Grazie a Dounia Bouza, sociologa francese, è possibile tracciare un profilo dettagliato delle donne occidentali che vogliono entrare nella jihad. L’85% delle combattenti francesi proviene dalla classe medio-alta, il 40% ha sofferto l’isolamento sociale o l’anoressia, mentre il 98% delle ragazze si è avvicinato all’ideologia dell’ISIS attraverso internet. Un dato preoccupante che mette inevitabilmente in relazione le giovani spose della jihad con il web, diventato nelle mani dell’ISIS lo strumento ideale per adescare le giovani occidentali disposte ad abbandonare tutto in nome della Guerra Santa.

Si tratta di donne giovani, anche adolescenti, che partono per i paesi islamici senza biglietto di ritorno, spesso abbandonando le famiglie contrarie a tale decisione. Apparentemente sono ragazze che conducono una vita normale fatta di lavoro, di studio, di progetti e aspirazioni. Ragazze che non disdegnano l’operato dell’ISIS quando i media lo rendono pubblico e manifestano apertamente la loro ostilità a quegli stati che, dal loro punto di vista, non incentivano la riproduzione accettando le unioni omosessuali. In particolare sono ragazze appartenenti a famiglie benestanti, ma con problemi relazionali che sfogano sul web, altra grande arma a doppio taglio sfruttata dall’ISIS.
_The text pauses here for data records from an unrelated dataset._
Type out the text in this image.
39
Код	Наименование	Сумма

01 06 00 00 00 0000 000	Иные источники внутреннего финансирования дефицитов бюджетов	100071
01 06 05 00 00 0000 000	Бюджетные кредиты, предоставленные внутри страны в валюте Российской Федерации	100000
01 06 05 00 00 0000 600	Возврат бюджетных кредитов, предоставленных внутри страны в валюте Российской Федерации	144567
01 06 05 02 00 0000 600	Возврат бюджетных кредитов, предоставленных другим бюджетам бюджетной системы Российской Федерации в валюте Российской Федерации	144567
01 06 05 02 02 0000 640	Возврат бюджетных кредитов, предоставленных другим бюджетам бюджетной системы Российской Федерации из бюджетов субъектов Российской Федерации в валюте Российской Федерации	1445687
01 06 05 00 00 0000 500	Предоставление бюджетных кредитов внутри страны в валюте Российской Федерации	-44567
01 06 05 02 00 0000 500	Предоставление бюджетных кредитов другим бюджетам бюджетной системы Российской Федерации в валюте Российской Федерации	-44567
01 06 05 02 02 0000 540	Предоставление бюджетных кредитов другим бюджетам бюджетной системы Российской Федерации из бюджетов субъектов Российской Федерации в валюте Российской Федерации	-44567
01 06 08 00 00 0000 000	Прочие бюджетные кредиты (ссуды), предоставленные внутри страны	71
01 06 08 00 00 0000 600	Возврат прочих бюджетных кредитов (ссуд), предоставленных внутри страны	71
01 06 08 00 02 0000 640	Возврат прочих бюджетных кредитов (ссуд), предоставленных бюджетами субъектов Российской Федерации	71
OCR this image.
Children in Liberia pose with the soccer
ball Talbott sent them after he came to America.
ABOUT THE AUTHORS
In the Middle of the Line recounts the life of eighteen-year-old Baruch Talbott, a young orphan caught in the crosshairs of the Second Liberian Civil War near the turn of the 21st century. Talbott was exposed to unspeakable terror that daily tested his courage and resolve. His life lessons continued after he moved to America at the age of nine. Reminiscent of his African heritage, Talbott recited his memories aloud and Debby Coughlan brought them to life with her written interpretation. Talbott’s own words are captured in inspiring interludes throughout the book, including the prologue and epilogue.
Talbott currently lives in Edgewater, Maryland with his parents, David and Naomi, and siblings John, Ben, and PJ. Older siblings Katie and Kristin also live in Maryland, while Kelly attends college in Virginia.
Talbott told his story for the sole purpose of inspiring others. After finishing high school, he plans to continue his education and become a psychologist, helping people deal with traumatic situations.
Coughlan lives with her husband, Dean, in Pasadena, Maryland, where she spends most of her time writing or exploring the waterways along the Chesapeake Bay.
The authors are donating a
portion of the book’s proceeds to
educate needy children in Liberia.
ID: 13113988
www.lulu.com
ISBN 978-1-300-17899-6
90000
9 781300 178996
Alla luce di ciò viene spontaneo domandarsi in che modo le donne occidentali vengono arruolate nella jihad. Stando a quanto riportato da Il Corriere della Sera viene individuata nel matrimonio con i terroristi islamici la via per entrare a far parte dell’esercito dell’ISIS. Tuttavia il ruolo che assumono le donne attraverso questo tipo di matrimonio non è quelle di semplici schiave recluse al servizio degli uomini islamici, ma di viaggiatrici che in nome della Guerra Santa abbandonano l’Occidente. I matrimoni vengono celebrati anche via skype allo scopo di accorciare le tempistiche e permettere alle nuove reclute di entrare il prima possibile tra le schiere dell’ISIS.
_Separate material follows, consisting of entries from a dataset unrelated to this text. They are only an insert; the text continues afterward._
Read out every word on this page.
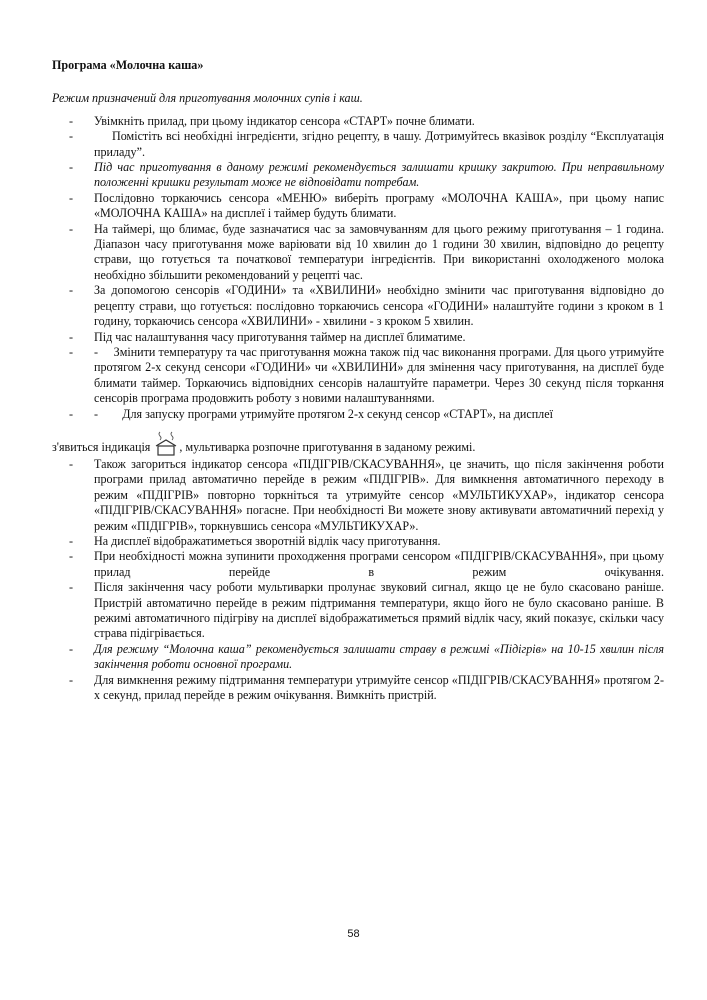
Програма «Молочна каша»

Режим призначений для приготування молочних супів і каш.

- Увімкніть прилад, при цьому індикатор сенсора «СТАРТ» почне блимати.
- Помістіть всі необхідні інгредієнти, згідно рецепту, в чашу. Дотримуйтесь вказівок розділу “Експлуатація приладу”.
- Під час приготування в даному режимі рекомендується залишати кришку закритою. При неправильному положенні кришки результат може не відповідати потребам.
- Послідовно торкаючись сенсора «МЕНЮ» виберіть програму «МОЛОЧНА КАША», при цьому напис «МОЛОЧНА КАША» на дисплеї і таймер будуть блимати.
- На таймері, що блимає, буде зазначатися час за замовчуванням для цього режиму приготування – 1 година. Діапазон часу приготування може варіювати від 10 хвилин до 1 години 30 хвилин, відповідно до рецепту страви, що готується та початкової температури інгредієнтів. При використанні охолодженого молока необхідно збільшити рекомендований у рецепті час.
- За допомогою сенсорів «ГОДИНИ» та «ХВИЛИНИ» необхідно змінити час приготування відповідно до рецепту страви, що готується: послідовно торкаючись сенсора «ГОДИНИ» налаштуйте години з кроком в 1 годину, торкаючись сенсора «ХВИЛИНИ» - хвилини - з кроком 5 хвилин.
- Під час налаштування часу приготування таймер на дисплеї блиматиме.
- -     Змінити температуру та час приготування можна також під час виконання програми. Для цього утримуйте протягом 2-х секунд сенсори «ГОДИНИ» чи «ХВИЛИНИ» для змінення часу приготування, на дисплеї буде блимати таймер. Торкаючись відповідних сенсорів налаштуйте параметри. Через 30 секунд після торкання сенсорів програма продовжить роботу з новими налаштуваннями.
- -        Для запуску програми утримуйте протягом 2-х секунд сенсор «СТАРТ», на дисплеї
з'явиться індикація , мультиварка розпочне приготування в заданому режимі.
- Також загориться індикатор сенсора «ПІДІГРІВ/СКАСУВАННЯ», це значить, що після закінчення роботи програми прилад автоматично перейде в режим «ПІДІГРІВ». Для вимкнення автоматичного переходу в режим «ПІДІГРІВ» повторно торкніться та утримуйте сенсор «МУЛЬТИКУХАР», індикатор сенсора «ПІДІГРІВ/СКАСУВАННЯ» погасне. При необхідності Ви можете знову активувати автоматичний перехід у режим «ПІДІГРІВ», торкнувшись сенсора «МУЛЬТИКУХАР».
- На дисплеї відображатиметься зворотній відлік часу приготування.
- При необхідності можна зупинити проходження програми сенсором «ПІДІГРІВ/СКАСУВАННЯ», при цьому прилад перейде в режим очікування.
- Після закінчення часу роботи мультиварки пролунає звуковий сигнал, якщо це не було скасовано раніше. Пристрій автоматично перейде в режим підтримання температури, якщо його не було скасовано раніше. В режимі автоматичного підігріву на дисплеї відображатиметься прямий відлік часу, який показує, скільки часу страва підігрівається.
- Для режиму “Молочна каша” рекомендується залишати страву в режимі «Підігрів» на 10-15 хвилин після закінчення роботи основної програми.
- Для вимкнення режиму підтримання температури утримуйте сенсор «ПІДІГРІВ/СКАСУВАННЯ» протягом 2-х секунд, прилад перейде в режим очікування. Вимкніть пристрій.
58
Secondo il Centre for the Study of Radicalisation di Londra le donne costituiscono il 10% dei terroristi europei della jihad. Il viaggio che le aspiranti “martiri” compiono dall’Occidente verso gli Stati Islamici diventa una sorta di viaggio religioso paragonabile al viaggio che i fedeli compiono verso la Mecca che prende il nome di Hijrah. Ecco come cambia il ruolo della donna per il mondo islamico, una sorta di evoluzione-involuzione del ruolo femminile rispetto al periodo di Al Qaeda. I terroristi islamici hanno capito che per fondare uno Stato Islamico hanno bisogno della donna e di assegnarle una nuova funzione rispetto al passato. Tra gli obiettivi delle donne occidentali che entrano a far parte dell’ISIS emerge quello di dare alla luce i figli del marito destinato a diventare un “martire” di Hallah. Con l’aumento delle nascite lo Stato Islamico è in continuo divenire, per questo è fondamentale la donna. Uno stato composto solo da uomini prima o poi sarà destinato a perire.
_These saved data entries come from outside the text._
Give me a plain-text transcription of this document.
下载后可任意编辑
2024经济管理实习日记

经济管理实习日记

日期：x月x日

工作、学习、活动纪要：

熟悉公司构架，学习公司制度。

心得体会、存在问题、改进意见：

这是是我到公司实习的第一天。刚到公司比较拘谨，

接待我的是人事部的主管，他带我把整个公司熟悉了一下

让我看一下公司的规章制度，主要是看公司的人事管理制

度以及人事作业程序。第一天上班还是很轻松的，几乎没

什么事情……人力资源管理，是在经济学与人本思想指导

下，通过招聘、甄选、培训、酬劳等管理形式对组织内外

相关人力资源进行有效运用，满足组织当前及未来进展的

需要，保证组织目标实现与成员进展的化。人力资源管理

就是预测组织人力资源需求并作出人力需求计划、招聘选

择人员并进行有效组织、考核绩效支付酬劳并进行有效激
L’ISIS ha così creato il suo esercito di donne occidentali come la brigata femminile di Al Khansa, responsabile dell’applicazione della Sharia. A Raqqa è stato creato un vero e proprio programma per istruire le donne della jihad. Secondo il rapporto di Site, l’agenzia USA che monitora il jihadismo sul web, sono stati individuati diversi gruppi terroristici che accolgono le donne attraverso il web. Internet diventa il luogo perfetto per la radicalizzazione femminile poiché contribuisce a creare una cultura paritaria e al tempo stesso diventa lo strumento che rompe il filo della comunicazione familiare.

Un vero e proprio allarme sociale in corso, prima il web, poi le donne occidentali, dove altro si insidierà l’ISIS?